The pre-K children will have a range of activities already available to those children in both the Upper and Lower Schools, including swim classes for physical education, drama, art, music and introduction to French and Spanish.

Haddad said that because the class sizes are small — the Lower School averages 15 children per class while the Upper School, grades five through eight, averages 18 per class — children can receive one-on-one instruction.

“Each child needs to learn something differently from the person to their left and to their right,” Haddad said.

The smallest grade is eighth, with three students. Those students will look for a new school at the end of the year, because Claremont is delaying the beginning of its high school program a year, when it is likely to have more students.

Claremont is housed in a distinctive facility: a 98-year-old former Bank of America building, right in the heart of the Financial District. The building features a 25-meter swimming pool, darkroom and gym with treadmills and a heavy bag for boxing. The school’s cafeteria in the basement even has the original thick metal bank vault doors, which makes for an interesting lunchtime view.

Another feature is a rooftop garden in which the entire school will collaborate with a playground architect to shape the space how they want it to be. Haddad envisions a sort of “mini-Downtown,” with a recreation of Federal Hall and some playground equipment for the younger children as well. Alato said that the school’s proximity to Downtown’s historical sites makes it a “premiere” area to study history.

“There’s such great history down here,” Alato said. “We utilize this area a lot for social studies. We’re looking to create partnerships [with local businesses and museums].”

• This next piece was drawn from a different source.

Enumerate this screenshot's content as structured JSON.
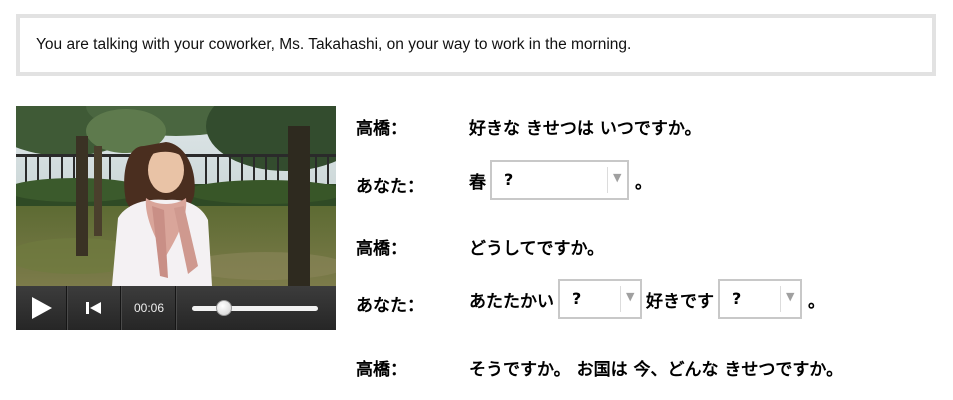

Because Claremont is right across the street from the New York Stock Exchange, security in the area is heightened. School buses and parents’ cars are allowed to pass through the traffic barriers one at a time, and there is always the presence of police officers out in front of the building. Alato said the kids understand why the building and the area needs extra security, though, and they even do their part to make the officers more comfortable.

“We had a ‘Cookies for Cops’ program where the kids baked cookies and went out and handed them out to the police outside the school,” Alato said. “The security that’s outside is very approachable.”

Perhaps the 125,000-square foot school’s most unique feature is its auditorium, which was once the bank’s entrance hall. With massive 29-foot ceilings and a 225-foot painted maritime-themed mural by Griffith Baily Coale called “A Pageantry of the History of Commerce by Sea,” the students are surrounded by beautiful examples of both art and architecture.

“They’ve done an amazing job transforming the building,” Haddad said, referring to the nearly two years of construction required to transform the space from a financial building to an educational building.

Haddad said in addition to the two new pre-K classes, with 33 students total, Claremont plans to add a preschool program for 3-year-olds in the fall of 2008 — its parent company is Metropolitan Preschools — and will use the current 18 seventh graders to begin seeding a high school that will graduate its first class in 2013.

Currently, annual tuition for pre-K classes, which run from 9 a.m. to 2:30 p.m., is $25,500. Tuition for all the other grades is $27,800.

P.D. Cagliastro, a spokesperson for Metropolitan Preschools, said her 7-year-old daughter Mahgdalen loves Claremont. Mahgdalen will be entering third grade in the fall.

“She has never been happier,” Cagliastro said. “The school has really stepped up and met all of her academic needs. She needs to be challenged and she’s doing great.”

As for Haddad, school hasn’t even started and she’s already excited about the rooftop playground project, which she hopes will teach the kids why they’re learning subjects like math, reading and social studies in school.

“We give the kids the ability to learn, but we also tell them why they’re learning it,” she said. “We give them a practical use for what they’re learning.”